Now, praise be to God, in all countries of the world peace lovers are to be found and these principles are being spread among mankind, especially in this country. Praise be to God, this thought is prevailing and souls are continually arising as defenders of the oneness of humanity, endeavouring to assist and establish international peace. There is no doubt that this wonderful democracy will be able to realize it and the banner of international agreement will be unfurled here to spread onward and outward among all the nations of the world.” (May 13, 1912, at meeting of New York Peace Society, Hotel Astor.)

“May America become the distributing centre of spiritual enlightenment and all the world receive this heavenly blessing. For America has developed powers and capacities greater and more wonderful than other nations. While it is true that its people have attained a marvellous material civilization, I hope that spiritual forces will animate this great body and a corresponding spiritual civilization be established.” (April 16, 1912, at Hotel Ansonia, New York City.)

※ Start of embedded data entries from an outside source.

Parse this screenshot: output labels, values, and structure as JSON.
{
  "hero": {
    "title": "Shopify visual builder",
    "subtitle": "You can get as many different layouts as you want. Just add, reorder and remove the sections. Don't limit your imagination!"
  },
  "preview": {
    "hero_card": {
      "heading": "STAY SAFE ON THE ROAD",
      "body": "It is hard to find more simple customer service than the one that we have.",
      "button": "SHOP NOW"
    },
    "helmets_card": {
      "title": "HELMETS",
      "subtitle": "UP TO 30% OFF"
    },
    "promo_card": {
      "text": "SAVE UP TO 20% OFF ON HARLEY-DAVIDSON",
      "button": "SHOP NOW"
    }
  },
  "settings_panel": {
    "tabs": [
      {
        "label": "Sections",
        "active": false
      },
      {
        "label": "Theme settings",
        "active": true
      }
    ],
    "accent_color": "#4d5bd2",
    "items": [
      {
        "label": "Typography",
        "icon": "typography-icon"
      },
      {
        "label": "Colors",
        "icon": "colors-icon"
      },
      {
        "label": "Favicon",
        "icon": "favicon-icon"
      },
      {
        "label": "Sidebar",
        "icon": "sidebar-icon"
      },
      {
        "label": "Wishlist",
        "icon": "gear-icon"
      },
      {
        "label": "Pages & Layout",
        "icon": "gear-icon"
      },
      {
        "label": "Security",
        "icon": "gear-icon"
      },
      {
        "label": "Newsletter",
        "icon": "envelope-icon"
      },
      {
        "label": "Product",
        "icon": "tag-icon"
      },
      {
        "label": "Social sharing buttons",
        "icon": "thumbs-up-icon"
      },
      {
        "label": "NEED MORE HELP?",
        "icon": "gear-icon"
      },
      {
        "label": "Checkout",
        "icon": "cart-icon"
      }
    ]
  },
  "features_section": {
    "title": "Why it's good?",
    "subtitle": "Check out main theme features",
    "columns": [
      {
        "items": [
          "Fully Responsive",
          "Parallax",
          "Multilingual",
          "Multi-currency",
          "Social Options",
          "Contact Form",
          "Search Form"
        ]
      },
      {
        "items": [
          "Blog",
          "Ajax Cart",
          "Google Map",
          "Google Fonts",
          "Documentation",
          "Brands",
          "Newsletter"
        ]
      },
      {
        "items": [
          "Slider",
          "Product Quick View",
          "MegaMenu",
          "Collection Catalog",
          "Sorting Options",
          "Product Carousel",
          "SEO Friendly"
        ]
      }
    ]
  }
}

“Though these quotations are but a few fragments of the complete text, nevertheless they reveal the outline of a religious philosophy which penetrates to the soul of history and explains the strange disorders tormenting the present age. In Bahá’u’lláh a spiritual Sun has arisen above the darkness of the world, a touchstone dividing the false and the true, compelling a final, struggle between the forces of materialism and those of reality. He evokes a new and universal loyalty which alone can sustain the burden of world administration and develop in men their latent higher powers. He reinforces the hope of peace and the desire for social justice, by the assurance that they emanate from the very order of human evolution. Enshrined in the teaching of Bahá’u’lláh is the principle of a worldwide social structure, an organism fitted to the present needs of humanity. His teachings universalize the teachings given by prophets in the past.